İfade bulmamış her türlü duygu ve düşüncenin zihinsel kayıtlarda birikerek bedende hastalık oluşturduğunu dile getiren Genlik, “Hastalık, problem ve sorunların tek mesajı; şifalanma zamanının geldiğine yönelik bir sinyaldir” dedi ve olumsuz duyguların yol açtığı sorunları şöyle anlattı:
"Araştırmalara göre, affetmemek ve zihinde sürekli geçmişin izleri ile geleceğe yelken açmak fizyolojik düzeyde böbrek üstü bezlerinin aşırı miktarda çalışmasına ve kortizol hormonu seviyesinin artmasın neden olmaktadır. Kortizol hormonun vücutta aşırı salınımı da bağışıklık sistemini zayıflatır. Böylelikle beden ve ruh toksin üretmeye başlar. Depresif bozukluğa, ansiyeteye, kızgınlığa ve vücudun sürekli gergin olmasına yol açar. Sürekli uyarılan sempatik sinir sistemi, kardiyovasküler hastalıklara zemin hazırlar. Affetmek, bazı kalıplaşmış düşünce ve değer yargılarına meydan okuyarak psikolojik olarak yeniden doğmayı göze alabilmektir."
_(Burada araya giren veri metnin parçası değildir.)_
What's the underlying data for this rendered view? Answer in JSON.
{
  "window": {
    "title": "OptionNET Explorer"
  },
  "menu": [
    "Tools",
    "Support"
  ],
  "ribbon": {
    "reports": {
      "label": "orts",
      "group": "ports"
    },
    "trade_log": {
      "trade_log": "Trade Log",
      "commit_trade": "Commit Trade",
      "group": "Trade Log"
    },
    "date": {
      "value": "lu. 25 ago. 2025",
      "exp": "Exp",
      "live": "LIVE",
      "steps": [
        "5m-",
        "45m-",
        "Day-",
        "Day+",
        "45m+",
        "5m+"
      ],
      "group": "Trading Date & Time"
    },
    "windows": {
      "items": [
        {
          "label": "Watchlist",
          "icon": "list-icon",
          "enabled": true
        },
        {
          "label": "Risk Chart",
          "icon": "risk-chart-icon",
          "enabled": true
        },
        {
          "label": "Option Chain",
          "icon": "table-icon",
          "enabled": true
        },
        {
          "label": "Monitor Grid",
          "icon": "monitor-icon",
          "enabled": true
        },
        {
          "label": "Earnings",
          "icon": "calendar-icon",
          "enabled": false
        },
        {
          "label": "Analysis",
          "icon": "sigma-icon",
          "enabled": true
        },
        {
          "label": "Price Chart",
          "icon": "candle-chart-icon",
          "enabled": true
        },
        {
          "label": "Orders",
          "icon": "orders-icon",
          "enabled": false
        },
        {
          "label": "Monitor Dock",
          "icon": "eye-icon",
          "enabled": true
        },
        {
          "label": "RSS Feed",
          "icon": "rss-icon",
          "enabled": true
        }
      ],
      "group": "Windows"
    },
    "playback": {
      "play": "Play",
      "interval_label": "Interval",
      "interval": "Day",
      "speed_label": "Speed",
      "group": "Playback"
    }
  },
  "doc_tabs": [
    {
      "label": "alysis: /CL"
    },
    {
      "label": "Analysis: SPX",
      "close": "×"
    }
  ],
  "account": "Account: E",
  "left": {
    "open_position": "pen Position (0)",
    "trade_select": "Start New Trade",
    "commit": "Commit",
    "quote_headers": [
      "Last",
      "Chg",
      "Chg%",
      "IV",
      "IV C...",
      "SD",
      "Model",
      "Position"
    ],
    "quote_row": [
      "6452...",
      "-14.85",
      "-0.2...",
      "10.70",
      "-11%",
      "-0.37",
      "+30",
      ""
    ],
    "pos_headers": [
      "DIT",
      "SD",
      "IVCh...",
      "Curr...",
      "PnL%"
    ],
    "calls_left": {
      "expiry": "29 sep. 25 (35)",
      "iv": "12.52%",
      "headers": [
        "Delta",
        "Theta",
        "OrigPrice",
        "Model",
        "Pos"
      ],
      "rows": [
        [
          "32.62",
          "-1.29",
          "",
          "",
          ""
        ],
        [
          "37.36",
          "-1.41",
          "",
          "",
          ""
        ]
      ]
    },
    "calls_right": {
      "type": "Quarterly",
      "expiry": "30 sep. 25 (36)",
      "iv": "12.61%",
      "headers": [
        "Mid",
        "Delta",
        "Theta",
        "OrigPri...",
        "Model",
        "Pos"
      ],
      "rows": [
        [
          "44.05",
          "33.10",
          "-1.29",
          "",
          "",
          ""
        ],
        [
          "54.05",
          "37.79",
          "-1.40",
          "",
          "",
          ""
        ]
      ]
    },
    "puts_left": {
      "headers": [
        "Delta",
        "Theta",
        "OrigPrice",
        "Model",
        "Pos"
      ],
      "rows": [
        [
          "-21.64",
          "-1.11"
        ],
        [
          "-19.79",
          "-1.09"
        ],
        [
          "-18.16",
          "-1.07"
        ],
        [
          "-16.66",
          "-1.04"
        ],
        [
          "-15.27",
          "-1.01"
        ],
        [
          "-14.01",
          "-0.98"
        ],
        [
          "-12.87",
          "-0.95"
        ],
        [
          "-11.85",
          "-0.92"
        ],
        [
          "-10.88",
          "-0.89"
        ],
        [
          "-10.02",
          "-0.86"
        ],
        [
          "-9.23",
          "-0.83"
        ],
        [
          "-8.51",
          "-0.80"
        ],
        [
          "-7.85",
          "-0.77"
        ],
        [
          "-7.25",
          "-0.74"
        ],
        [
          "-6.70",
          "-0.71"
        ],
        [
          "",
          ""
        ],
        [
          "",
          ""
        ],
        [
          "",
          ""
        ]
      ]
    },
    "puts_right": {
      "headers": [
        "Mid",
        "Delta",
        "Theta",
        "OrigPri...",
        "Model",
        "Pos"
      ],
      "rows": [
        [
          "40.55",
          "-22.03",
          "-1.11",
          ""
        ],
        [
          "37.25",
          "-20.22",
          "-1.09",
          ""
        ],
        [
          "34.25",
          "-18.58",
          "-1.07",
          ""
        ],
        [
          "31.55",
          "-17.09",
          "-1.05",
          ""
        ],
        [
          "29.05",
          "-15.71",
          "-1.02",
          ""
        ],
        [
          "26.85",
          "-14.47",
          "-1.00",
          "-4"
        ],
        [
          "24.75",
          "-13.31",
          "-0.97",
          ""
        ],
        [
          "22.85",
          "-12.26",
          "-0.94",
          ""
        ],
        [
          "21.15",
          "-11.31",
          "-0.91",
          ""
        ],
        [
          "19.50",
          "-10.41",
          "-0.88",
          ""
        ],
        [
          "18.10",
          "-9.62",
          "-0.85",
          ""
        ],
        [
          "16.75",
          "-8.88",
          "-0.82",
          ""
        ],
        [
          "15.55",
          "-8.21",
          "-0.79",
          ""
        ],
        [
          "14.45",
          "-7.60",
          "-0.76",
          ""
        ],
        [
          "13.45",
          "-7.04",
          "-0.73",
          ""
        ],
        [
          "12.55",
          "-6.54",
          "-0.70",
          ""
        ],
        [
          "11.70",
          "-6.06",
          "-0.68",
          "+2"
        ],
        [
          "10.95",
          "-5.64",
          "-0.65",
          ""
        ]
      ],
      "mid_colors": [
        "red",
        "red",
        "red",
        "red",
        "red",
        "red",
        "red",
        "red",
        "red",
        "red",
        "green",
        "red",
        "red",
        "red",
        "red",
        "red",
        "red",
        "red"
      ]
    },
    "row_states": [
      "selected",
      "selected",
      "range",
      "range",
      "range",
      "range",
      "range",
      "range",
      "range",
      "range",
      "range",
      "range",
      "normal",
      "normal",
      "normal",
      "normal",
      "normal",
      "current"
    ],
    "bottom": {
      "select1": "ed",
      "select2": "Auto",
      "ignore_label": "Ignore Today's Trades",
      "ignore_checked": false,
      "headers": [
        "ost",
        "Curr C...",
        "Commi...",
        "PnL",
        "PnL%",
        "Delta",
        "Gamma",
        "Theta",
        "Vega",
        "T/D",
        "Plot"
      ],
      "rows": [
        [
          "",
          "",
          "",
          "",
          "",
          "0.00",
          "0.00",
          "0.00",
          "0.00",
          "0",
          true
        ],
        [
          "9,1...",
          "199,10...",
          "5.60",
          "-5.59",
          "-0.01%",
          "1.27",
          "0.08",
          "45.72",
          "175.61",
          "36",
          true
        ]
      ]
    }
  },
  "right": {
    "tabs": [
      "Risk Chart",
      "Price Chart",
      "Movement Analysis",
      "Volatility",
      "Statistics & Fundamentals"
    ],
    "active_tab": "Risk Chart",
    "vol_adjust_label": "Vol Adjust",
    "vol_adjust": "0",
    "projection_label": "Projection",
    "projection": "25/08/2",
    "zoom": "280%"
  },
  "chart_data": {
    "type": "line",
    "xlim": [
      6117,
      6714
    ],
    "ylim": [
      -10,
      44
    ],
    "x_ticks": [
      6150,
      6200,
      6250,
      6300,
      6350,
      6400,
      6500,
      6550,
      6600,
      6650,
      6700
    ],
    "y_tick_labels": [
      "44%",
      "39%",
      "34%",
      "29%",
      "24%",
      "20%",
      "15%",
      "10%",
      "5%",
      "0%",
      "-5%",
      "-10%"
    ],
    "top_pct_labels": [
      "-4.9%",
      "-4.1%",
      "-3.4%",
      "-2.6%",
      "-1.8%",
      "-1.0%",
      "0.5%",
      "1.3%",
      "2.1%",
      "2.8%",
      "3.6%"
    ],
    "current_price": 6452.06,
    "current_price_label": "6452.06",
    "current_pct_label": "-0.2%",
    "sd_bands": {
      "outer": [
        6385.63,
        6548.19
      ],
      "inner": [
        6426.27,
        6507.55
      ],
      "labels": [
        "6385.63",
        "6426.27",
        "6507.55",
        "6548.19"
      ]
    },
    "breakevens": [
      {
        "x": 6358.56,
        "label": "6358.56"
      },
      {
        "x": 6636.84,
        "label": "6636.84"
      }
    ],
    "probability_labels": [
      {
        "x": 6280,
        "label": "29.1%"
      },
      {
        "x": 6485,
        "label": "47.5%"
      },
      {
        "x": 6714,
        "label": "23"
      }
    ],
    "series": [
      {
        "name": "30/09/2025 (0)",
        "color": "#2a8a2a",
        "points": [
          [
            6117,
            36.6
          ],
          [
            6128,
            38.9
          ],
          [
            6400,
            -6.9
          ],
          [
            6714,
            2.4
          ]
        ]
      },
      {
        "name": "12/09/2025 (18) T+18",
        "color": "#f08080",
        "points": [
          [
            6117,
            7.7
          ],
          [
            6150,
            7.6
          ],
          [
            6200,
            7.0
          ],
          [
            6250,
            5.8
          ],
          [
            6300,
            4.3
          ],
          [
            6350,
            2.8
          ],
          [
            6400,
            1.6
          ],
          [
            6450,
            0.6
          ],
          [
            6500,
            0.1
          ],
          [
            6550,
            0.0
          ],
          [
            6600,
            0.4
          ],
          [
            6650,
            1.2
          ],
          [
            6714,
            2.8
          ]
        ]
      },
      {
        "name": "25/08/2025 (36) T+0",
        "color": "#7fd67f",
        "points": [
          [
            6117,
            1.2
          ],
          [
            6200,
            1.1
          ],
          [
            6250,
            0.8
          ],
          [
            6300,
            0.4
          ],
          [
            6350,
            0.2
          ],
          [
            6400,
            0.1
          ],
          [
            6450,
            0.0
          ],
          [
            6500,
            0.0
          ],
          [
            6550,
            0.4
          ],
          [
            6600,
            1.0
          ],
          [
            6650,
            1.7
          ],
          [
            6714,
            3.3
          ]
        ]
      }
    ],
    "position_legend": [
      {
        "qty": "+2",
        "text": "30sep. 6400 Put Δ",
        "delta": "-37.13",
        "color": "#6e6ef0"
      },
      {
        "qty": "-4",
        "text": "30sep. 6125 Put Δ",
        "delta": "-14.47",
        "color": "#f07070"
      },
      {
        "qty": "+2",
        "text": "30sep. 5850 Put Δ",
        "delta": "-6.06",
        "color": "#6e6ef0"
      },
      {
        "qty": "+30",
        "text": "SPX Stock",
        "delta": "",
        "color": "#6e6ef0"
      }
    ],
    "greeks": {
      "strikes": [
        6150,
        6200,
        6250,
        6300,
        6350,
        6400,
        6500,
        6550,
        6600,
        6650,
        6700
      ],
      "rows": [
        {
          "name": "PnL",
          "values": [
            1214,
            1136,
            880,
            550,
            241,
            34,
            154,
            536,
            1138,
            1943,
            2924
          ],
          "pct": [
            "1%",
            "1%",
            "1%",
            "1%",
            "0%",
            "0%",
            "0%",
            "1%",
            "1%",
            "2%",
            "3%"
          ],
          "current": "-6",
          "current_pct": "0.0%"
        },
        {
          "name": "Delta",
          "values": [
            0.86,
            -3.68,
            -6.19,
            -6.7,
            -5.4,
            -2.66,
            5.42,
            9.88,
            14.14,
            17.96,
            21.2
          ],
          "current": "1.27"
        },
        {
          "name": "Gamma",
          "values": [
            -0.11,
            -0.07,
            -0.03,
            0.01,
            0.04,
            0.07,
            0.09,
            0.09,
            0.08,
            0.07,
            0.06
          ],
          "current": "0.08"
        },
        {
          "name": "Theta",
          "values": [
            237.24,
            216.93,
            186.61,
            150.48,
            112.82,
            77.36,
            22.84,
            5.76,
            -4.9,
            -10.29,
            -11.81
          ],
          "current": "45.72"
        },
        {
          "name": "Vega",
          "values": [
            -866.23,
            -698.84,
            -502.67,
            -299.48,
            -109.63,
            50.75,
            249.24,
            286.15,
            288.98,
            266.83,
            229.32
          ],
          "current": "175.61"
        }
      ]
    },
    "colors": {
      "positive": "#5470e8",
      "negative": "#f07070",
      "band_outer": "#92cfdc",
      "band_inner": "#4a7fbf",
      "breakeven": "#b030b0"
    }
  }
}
Her insanın hoşuna gitmeyen, acı, öfke, hüzün, üzüntü, kaygı duygulanımlarını deneyimlediğini söyleyen Genlik, şöyle konuştu:
“Önemli olan her şeyin birbiri ile mutlak şekilde bağlı olduğunu idrak edebilmektir. Karşınızdaki kişi, sizin bir parçanızdır. Karşınızdaki kişide rahatsız olduğunuz nitelik, kabul zemininize almanız gereken bir parçanızdır. Bir başka deyimle eleştirdiğiniz her şey benliğinizde de mevcuttur ancak siz o niteliğiniz ile buluşmamayı tercih ettikçe acı duygusunu deneyimlersiniz.
AFFEDEREK KENDİNİZE İYİLİK YAPARSINIZ
Affetme, kişisel bir eylem gibi görünse de aslında en büyük yararı kişinin kendisine yöneliktir. Bir kişiyi affetmek, kendinizi affettiğiniz anlamına gelir.”